Menemui Direktur Utama Perumda Bhukti Praja Sewakadarma, I Nyoman Putrawan, ST., mencoba menjelaskan kepada awak media bahwa pemungutan parkir dilakukan di ruang milik jalan, (rumija) dan diluar rumija.
Untuk di luar rumija pihak perumda tidak semata - mata mengambil alih lahan parkir, siapa saja boleh menjadi penyelenggara, perumda mengawasi potensi pajak parkir.
"Untuk menjadi penyelenggara harus mendapatkan izin, pengguna jalan perlu adanya pengaturan. Spiritnya dari sana Perda pajak parkir, " ungkap Putrawan.
Ditanyakan soal pemaksaan untuk jasa parkir diruang private, ia menyebutkan bahwa Perumda melakukan pendekatan tidak secara pemaksaan atau arogansi.
"Kami hadir sebagai jasa pelayanan parkir, bila permohonan dari misal mini market untuk mengratiskan parkir mereka, kami akan menghitung potensi pajak parkir mereka dan akan menarik retribusi secara pengamatan, " sebutnya.
Untuk masalah penggalian perpajakan itu kewenangan dari Bapenda dan penegakan perdanya ada di Satpol PP.
Dirinya juga menyebutkan bahwa selama ini juga bekerja sama dengan pihak desa adat, dimana terdapat potensi titik parkir dan wilayah yang dapat dikerjasamakan.
"Untuk parkir kami tetapkan motor Rp. 2000 dan mobil Rp. 3000. Bila ada harga lebih dari itu sifatnya parkir Insidentil dan sisanya menjadi hak pemilik atau pengelola lahan"
Desa adat misalnya menarik parkir Rp. 5000 untuk motor dan Rp. 10000 untuk mobil, itu sifatnya sewaktu - waktu (pasal 25, Perwali Denpasar Nomor 64 Tahun 2023).
"Kami melakukan perhitungan secara cermat dengan cek uji petik, bila ternyata tidak potensial karena hitungannya 35% milik juru parkir (jukir). Bila tidak layak kami tidak akan memanfaatkan, " ungkapnya.
Potensi ini juga dilihat bila menggunakan 'parking system', kerjasama yang dilakukan 5 tahun harus dilihat apakah 'return of Investmentnya' (ROI) masuk atau tidak.
Pemberian karcis parkir juga tidak mutlak menjadi tolak ukur uang setoran, karena Perumda sudah menghitung potensi karcis parkir yang keluar.

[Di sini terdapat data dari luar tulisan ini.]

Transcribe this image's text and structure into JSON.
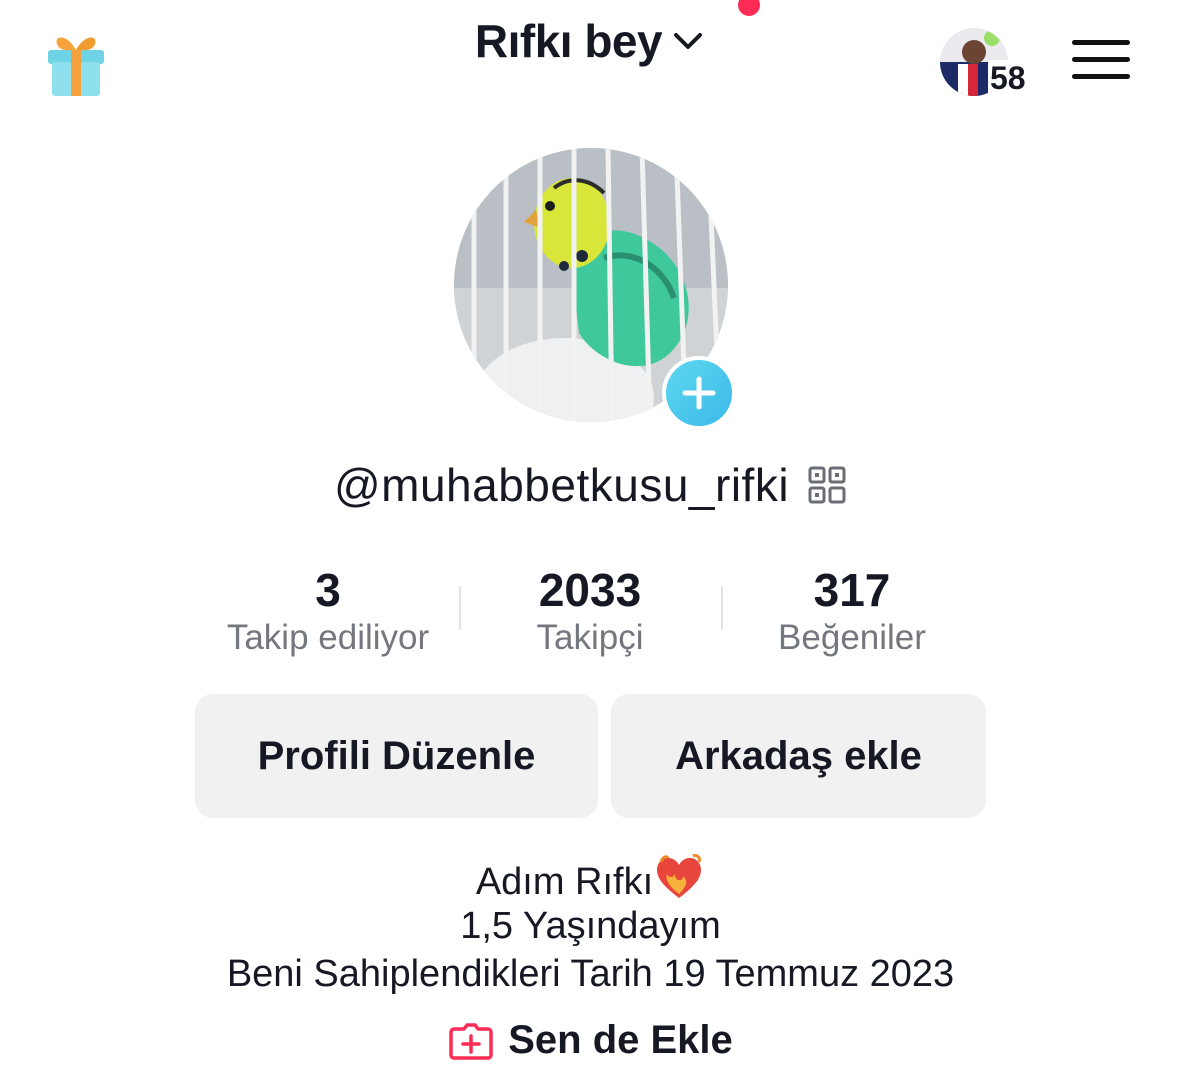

Ia juga menegaskan bahwa pelayanan dulu dioptimalkan baru pendapatan. Para jukir wajib berseragam dan bagaimana cara berbahasa dengan masyarakat dalam pelayanan bukan preman jadi jukir.
"Parkir sifatnya pelayanan jasa, bila perlakuan tidak baik, jangan bayar, " tegasnya.
Ia mengatakan bahwa jukir yang kontrak dengan perumda tercatat ada 1.025 orang dan itu belum termasuk kontrak dari desa adat.
"Pelayanan ini juga termasuk resiko kehilangan kendaraan, kami akan ganti rugi. Jadi jukir juga bertugas menjaga kendaraan masyarakat, " pungkasnya. (Ray)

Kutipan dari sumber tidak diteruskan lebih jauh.